We hit the monthly Claude cap again, and the conversation that followed was more interesting than the cap. The bill is still small relative to other line items, but it's a meaningful fraction of our non-prod GCP spend now, so the questions are starting to matter. A few we don't have answers to yet. Per-seat with overages, or move high-volume work to direct API consumption for better visibility? Should overages be equitable across the team, or should the people pushing hardest get more headroom by default? Are low caps actually a feature, in that they force a conversation about how someone's using their tokens? How do we get any real visibility into what's driving consumption — right now we mostly can't see it. And the one I keep coming back to: relative to the productivity gains we just earned, should we really be tight on costs at all? I don't think the answer is the same for any two of those. But it's worth being explicit that we're choosing, not optimizing.
I built a `mabl debug` command suite for investigating test failures, and the user isn't a human — it's an AI agent picking through a failure. That changes the design in ways I didn't expect. Pretty terminal output is wasted. The agent wants structured JSON and classification up front so it doesn't have to read 10K tokens to guess at root cause. Large artifacts (HAR captures, DOM snapshots, screenshots) go to disk so they don't blow the context window — the CLI prints a path, not the contents. The biggest shift was realizing the CLI should ship its own skill: an `install-skill` subcommand drops a Markdown tutorial into the agent's workspace so it learns how to use the tool from the tool itself. No docs site to find, no examples to dig up. The CLI is the tutorial. The lesson: when the consumer is an agent, the highest-leverage work is the analysis the agent can't do quickly itself — classification, fingerprinting, deployment correlation. A human debugging skims and pattern-matches. An agent needs you to do the pattern-match upstream and hand it the conclusion.

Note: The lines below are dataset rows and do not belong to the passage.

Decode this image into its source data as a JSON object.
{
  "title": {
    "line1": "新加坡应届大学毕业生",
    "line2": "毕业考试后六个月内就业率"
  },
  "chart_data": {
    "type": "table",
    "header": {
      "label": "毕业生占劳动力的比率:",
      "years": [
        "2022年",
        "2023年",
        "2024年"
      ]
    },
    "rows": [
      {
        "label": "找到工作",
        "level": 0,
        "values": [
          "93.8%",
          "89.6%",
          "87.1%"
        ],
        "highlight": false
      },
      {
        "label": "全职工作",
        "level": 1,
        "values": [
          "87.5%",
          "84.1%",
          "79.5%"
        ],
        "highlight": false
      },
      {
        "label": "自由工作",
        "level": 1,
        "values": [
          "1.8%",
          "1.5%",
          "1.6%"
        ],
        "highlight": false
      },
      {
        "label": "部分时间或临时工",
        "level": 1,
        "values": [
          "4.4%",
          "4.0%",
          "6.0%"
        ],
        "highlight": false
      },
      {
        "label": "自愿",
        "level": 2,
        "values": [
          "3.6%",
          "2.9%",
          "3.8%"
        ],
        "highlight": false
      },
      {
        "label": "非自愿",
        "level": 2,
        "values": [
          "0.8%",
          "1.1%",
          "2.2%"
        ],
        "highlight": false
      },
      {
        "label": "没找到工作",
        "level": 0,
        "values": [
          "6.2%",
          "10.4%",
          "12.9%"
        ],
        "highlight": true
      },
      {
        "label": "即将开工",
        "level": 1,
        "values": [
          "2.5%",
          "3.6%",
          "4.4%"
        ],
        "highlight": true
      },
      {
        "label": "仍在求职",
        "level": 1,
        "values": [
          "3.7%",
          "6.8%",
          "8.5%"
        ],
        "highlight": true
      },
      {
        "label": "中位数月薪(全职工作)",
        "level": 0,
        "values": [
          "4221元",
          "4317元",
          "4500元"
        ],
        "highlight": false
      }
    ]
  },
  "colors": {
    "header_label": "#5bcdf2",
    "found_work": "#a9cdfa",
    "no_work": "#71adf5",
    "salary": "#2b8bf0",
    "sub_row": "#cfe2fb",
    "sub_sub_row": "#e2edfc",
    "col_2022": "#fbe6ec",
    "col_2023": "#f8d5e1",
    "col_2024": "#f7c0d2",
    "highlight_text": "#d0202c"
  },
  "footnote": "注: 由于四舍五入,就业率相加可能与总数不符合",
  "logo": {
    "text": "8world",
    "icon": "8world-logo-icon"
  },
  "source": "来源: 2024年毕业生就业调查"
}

Our default Anthropic seats include $150 of overage per month per premium seat. We're way past that for a lot of people, and we're going to be further past it next quarter. The real cost is the extra usage, not the seat — you should think of the seats as a promotional teaser and overage as the true cost. So we're treating it like a portfolio. We pre-purchase 1,000 credits at a 30% discount. We're looking at moving high-volume workloads to direct API consumption for better visibility. By the end of the year I doubt any of us will sit within seat allocation for full-time work — at least not without giving up the productivity gains we just earned. The companies that figure out the cost structure of agentic work as a separate discipline from "give engineers more tools" are going to have a real edge. The ones that don't are going to be surprised by their bill.